Baby Elephant Update April 7
We spent all day looking for baby elephant that we had to release because we don’t have a facility to keep such a needy animal. Hopefully soon we will be able to afford to build an orphanage. The official policy  of Parks right now is to leave animals in the bush for nature to take its course. In Chobe with 160 000 elephants this is unfortunately a common occurrence. With patience, education and by example we have managed to slowly change the mindset and the cooperation of relevant authorities to be able to rehabilitate injured animals for re-release into the wild. This takes a lot of funding, time and commitment. As many of you know CWR has been working very hard to attain these goals. Many of my FB friends have stepped up to bat to make this all possible.
As for the baby elephant released we have found no sign of him. We have scoured an area of over 5 kilometers all day today. There have been no vultures spotted that would indicate a death and the area where he was released has no lions at the moment that would predate him.
People that rehabilitate elephants know that its chances of survival are slim in this harsh environment with no mother to suckle milk.
I have to believe in my heart that a herd of elephants has adopted him. Many experts will disagree this to be possible. I have spent countless hours observing and mingling with elephants over the past 4 years. One thing that I do now is that they are loving, compassionate, intelligent family oriented creatures. Not unlike what a humans should be. I have seen many things in the wild that surprise me even after a lifetime of experience in close contact. This baby was strong with a will to live and was not injured (certainly emotionally traumatized) and unlike other places in Africa there are hundreds of mother elephants suckling and caring for their youngsters that were sure to come to the waterhole where it was released.

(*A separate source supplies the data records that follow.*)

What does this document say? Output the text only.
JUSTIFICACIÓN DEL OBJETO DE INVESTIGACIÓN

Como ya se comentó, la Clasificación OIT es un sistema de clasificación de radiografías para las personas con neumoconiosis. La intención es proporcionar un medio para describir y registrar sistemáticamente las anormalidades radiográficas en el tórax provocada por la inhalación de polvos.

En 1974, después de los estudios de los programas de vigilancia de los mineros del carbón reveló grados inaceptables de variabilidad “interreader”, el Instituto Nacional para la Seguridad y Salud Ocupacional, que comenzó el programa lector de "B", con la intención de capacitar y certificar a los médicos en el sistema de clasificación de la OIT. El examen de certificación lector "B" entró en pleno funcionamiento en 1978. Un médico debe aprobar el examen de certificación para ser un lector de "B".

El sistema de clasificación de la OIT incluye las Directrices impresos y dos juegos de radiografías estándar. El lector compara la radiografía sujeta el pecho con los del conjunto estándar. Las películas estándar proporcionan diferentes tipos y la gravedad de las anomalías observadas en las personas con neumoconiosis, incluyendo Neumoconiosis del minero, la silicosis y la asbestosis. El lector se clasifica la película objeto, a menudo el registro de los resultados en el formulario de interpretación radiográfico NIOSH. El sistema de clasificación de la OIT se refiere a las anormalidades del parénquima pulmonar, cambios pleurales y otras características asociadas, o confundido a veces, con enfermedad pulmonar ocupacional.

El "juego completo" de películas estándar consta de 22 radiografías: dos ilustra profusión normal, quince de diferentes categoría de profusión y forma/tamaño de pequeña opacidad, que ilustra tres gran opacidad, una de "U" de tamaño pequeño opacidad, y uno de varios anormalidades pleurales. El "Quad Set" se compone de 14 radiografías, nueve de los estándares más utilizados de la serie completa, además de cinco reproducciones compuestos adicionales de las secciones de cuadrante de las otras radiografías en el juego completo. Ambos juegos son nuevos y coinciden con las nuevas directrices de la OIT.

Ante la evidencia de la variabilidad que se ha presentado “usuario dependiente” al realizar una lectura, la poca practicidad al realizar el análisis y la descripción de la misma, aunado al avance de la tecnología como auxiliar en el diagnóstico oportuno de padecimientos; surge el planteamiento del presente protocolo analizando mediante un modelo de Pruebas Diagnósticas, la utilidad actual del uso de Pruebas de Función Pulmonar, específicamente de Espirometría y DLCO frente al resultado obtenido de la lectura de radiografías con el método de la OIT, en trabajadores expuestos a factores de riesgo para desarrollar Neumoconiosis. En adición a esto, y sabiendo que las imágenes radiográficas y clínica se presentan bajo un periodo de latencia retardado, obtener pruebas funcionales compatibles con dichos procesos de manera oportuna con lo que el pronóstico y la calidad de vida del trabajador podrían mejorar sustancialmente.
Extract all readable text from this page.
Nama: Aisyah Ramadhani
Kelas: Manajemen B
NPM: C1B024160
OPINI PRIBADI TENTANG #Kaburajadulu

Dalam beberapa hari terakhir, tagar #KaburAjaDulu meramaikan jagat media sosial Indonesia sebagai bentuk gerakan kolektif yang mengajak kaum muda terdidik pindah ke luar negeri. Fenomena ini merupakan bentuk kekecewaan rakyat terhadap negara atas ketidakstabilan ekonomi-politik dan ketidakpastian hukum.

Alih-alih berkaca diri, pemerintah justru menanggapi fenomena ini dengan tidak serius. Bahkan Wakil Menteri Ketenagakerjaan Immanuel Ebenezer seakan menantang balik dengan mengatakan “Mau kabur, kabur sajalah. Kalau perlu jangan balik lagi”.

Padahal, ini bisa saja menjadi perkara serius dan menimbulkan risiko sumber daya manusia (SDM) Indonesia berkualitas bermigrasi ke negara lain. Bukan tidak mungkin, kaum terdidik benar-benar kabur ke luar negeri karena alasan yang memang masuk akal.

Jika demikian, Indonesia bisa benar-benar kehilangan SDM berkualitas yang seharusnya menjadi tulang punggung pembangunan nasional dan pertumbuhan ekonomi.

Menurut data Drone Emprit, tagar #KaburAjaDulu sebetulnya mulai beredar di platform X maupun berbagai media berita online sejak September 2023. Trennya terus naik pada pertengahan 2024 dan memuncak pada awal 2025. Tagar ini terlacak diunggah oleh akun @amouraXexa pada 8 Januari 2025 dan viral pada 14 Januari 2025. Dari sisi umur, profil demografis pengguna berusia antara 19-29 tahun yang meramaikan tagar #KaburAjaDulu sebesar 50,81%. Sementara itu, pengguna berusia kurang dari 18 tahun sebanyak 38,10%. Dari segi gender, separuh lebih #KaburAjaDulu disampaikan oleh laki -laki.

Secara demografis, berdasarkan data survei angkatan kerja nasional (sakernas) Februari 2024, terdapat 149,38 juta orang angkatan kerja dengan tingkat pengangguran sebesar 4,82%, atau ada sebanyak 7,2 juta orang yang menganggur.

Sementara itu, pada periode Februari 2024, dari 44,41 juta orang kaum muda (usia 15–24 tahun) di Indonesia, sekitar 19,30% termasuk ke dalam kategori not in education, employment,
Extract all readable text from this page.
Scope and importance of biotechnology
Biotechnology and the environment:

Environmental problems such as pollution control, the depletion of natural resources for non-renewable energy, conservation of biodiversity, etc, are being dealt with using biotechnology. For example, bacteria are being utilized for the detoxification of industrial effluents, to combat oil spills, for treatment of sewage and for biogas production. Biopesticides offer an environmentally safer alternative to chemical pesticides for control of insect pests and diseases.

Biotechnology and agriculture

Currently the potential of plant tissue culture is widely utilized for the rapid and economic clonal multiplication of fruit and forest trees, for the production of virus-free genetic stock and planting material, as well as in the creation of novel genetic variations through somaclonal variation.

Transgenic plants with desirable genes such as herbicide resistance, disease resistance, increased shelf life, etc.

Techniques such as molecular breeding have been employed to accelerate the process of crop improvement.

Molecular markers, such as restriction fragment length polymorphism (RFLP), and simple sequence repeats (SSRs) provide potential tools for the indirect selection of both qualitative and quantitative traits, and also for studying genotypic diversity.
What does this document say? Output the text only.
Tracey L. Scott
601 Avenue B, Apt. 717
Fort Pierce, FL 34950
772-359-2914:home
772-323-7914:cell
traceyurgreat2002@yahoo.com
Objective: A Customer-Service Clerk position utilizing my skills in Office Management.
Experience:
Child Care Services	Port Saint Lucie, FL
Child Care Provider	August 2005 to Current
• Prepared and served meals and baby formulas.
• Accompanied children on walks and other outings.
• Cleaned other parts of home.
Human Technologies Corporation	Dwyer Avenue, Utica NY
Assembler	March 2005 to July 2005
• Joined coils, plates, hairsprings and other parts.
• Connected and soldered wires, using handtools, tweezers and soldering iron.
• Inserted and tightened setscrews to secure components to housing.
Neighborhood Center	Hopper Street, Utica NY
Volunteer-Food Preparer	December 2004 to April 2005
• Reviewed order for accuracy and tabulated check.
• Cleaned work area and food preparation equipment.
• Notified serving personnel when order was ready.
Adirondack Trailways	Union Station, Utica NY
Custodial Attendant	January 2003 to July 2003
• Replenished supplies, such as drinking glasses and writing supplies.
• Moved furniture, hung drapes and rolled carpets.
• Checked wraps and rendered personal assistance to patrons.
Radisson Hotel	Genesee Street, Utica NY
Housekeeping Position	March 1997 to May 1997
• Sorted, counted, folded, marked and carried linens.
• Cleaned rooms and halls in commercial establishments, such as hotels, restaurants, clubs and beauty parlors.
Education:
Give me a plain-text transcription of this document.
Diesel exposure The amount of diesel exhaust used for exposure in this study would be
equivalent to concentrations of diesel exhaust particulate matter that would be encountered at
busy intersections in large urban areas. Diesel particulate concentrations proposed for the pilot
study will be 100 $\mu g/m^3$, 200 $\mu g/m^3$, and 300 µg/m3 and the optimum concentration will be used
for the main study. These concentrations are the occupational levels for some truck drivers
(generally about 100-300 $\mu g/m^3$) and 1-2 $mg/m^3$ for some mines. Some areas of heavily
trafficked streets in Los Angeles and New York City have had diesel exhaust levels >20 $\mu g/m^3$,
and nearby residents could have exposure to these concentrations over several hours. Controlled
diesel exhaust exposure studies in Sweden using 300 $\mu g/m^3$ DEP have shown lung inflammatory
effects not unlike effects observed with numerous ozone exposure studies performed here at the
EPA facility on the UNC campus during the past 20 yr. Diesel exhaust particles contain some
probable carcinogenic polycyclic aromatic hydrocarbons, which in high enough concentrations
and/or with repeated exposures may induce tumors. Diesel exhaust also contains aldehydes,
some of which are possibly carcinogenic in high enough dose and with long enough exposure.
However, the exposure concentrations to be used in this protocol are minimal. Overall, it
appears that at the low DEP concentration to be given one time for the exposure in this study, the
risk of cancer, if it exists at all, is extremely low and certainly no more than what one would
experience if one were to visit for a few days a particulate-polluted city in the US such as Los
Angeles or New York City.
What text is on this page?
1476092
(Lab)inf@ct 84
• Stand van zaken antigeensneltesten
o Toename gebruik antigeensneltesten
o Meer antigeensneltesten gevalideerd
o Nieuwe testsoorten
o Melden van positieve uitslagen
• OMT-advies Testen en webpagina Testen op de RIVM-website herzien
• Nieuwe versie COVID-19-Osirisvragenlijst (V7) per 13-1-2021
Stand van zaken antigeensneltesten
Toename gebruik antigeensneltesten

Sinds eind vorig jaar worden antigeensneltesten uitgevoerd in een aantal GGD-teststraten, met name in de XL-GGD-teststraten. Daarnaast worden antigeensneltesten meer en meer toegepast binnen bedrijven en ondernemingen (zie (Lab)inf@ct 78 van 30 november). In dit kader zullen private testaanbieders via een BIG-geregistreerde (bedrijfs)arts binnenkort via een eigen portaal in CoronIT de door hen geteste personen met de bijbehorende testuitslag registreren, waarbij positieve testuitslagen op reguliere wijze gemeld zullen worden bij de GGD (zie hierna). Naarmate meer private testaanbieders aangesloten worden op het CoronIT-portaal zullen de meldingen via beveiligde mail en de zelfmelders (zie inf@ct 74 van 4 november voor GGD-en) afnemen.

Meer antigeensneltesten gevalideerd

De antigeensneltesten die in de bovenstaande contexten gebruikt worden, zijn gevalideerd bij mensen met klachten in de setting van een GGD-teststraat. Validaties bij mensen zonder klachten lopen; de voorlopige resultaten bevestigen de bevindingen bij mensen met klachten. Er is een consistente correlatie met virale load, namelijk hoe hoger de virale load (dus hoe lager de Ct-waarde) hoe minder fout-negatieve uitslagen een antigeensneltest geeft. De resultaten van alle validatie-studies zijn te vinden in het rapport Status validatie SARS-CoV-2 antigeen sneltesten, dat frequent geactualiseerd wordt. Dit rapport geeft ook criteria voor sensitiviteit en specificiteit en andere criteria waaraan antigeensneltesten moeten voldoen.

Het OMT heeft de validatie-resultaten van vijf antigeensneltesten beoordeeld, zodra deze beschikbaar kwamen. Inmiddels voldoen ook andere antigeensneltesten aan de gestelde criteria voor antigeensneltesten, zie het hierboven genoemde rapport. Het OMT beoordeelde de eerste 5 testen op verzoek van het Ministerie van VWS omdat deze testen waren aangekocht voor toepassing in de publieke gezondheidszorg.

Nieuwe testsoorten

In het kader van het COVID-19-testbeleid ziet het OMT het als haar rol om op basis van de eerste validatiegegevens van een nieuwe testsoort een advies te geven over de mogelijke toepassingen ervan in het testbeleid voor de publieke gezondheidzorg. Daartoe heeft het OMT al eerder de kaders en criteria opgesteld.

Elephants communicate and interact continuously. I’m not an expert but i would hope that a compassionate mother would have recognized its distress and taken him under her care. Often mothers will have a series of children 2 years apart that remain in the family group for life. I have often seen sub adults up to 6 years still suckle from mom and then allow its baby brother to suckle.
As in my experience these social creature will show many human emotions it is my hope that this baby may have got lucky. I have to believe this. I don’t think many human mothers would bypass a screaming baby dumped in a trash can?
I have often been told that something is not possible and that’s not the nature of things. That is my queue to make it possible and make it happen. This is my personal experience
If he did die it would be best in the majesty of the African bush that in the village where he was being persecuted.
In our search we came across a young bull with an extremely swollen hind leg. On binocular inspection it appears to have a gunshot wound. We were unable to approach it due to the vehicle being unable to traverse the thick bush we were in fast enough to dart it.
We will be searching for both elephants all weekend.
Until a proper facility can be funded and built to accommodate and care for these orphans CWR will continue to treat and heal all wildlife in distress to the best of our ability in the field and in our back yard.
Prayers said for baby elephants everywhere, may you dream with the angels.